[Noisebridge-discuss] Build advice for a new system / heavy cluster GPU AI processing?
sai at saizai.com
Tue Jul 12 06:21:03 PDT 2011
On Mon, Jul 11, 2011 at 23:22, Mike Schachter <mike at mindmech.com> wrote:
> Sounds reasonable - are you deailng with spike data, or something
> like EEG?
Primate motor cortex spike data together with timings of direction
cue, go cue, and start of movement. Need to predict movement direction
based on ±1s from direction cue (before the go).
> You have to retrain from scratch per hyperparam combo,
Not just hyperparam combo, but nuisance param combos too (for the grid
search). That's the part that kills me.
> libsvm uses "one-vs-one" multi-class classification. That means,
> per hyperparam combo, for 8 classes it's training something like
> (8 choose 2) / 2 = 14 independent SVMs to do it. You might want
> to look into SVM-lite for multi-class classification:
Hm. How is it better?
In particular, would it be better than eg the sigmoid-only
CUDA-enabled libsvm variants I pointed to in the OP, if I got a
beefier nVidia card to use?
> I'm most familiar with the random forests in R:
Sounds like I have some reading to do. :-)
> Definitely try random forests, they're the hot shit and people will
> eat it up. Comparing things to linear classifiers (or SVMs with a
> linear kernel) is kind of classic.
I also just want to learn more on machine learning while I'm at it…

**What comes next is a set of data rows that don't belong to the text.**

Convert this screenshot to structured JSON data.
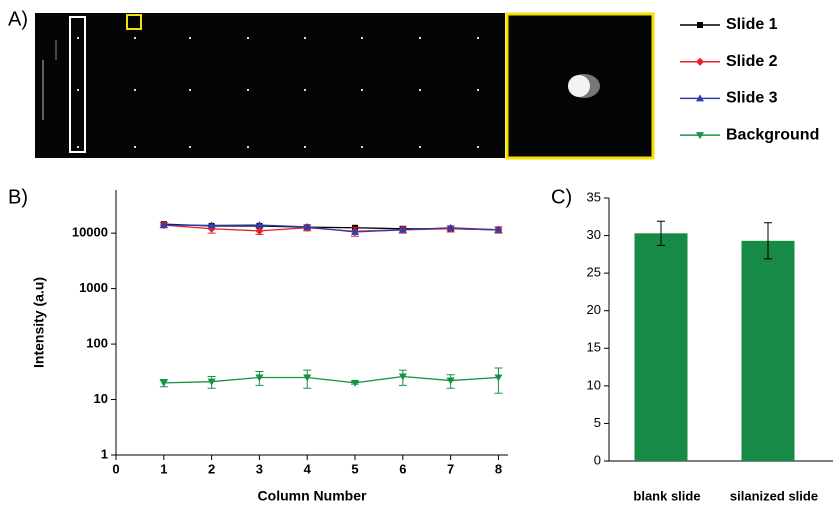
{
  "panel_labels": [
    "A)",
    "B)",
    "C)"
  ],
  "chart_data": [
    {
      "type": "line",
      "x_label": "Column Number",
      "y_label": "Intensity (a.u)",
      "x": [
        1,
        2,
        3,
        4,
        5,
        6,
        7,
        8
      ],
      "xlim": [
        0,
        8.2
      ],
      "xticks": [
        0,
        1,
        2,
        3,
        4,
        5,
        6,
        7,
        8
      ],
      "log_y": true,
      "ylim": [
        1,
        60000
      ],
      "yticks": [
        1,
        10,
        100,
        1000,
        10000
      ],
      "legend": "right",
      "series": [
        {
          "name": "Slide 1",
          "color": "#000000",
          "marker": "square",
          "values": [
            14500,
            13500,
            13500,
            12800,
            12500,
            12000,
            12000,
            11500
          ]
        },
        {
          "name": "Slide 2",
          "color": "#e8202a",
          "marker": "diamond",
          "values": [
            14000,
            12000,
            11000,
            12500,
            10800,
            11500,
            12000,
            11500
          ],
          "errors": [
            1500,
            2000,
            1500,
            1500,
            2000,
            1500,
            1500,
            1500
          ]
        },
        {
          "name": "Slide 3",
          "color": "#2b3fb0",
          "marker": "triangle-up",
          "values": [
            14000,
            13800,
            14000,
            13000,
            10500,
            11500,
            12500,
            11500
          ]
        },
        {
          "name": "Background",
          "color": "#159243",
          "marker": "triangle-down",
          "values": [
            20,
            21,
            25,
            25,
            20,
            26,
            22,
            25
          ],
          "errors": [
            3,
            5,
            7,
            9,
            1,
            8,
            6,
            12
          ]
        }
      ]
    },
    {
      "type": "bar",
      "categories": [
        "blank slide",
        "silanized slide"
      ],
      "values": [
        30.3,
        29.3
      ],
      "errors": [
        1.6,
        2.4
      ],
      "color": "#178a45",
      "ylim": [
        0,
        35
      ],
      "yticks": [
        0,
        5,
        10,
        15,
        20,
        25,
        30,
        35
      ]
    }
  ]
}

> If you want to never finish your PhD
… but FWIW this is actually bonus work for one class in my MA that's
(Hence why I said "within a month".)
> keep going and try out neural networks, deep nets (neural
> networks with many pre-trained hidden layers),
… buuut I did say I'd like to learn more stuff. :-P
Also I do think that this could be turned into a legit paper etc.,
which would be fun. ;-)
> And more importantly, there is a python framework called Theano
> which takes care of parallelizing things on the GPU for you:
Ooo. I'm guessing that requires me coding the thing from scratch
though, which is probably outside of what I can plausibly do in the
Thanks for all the pointers!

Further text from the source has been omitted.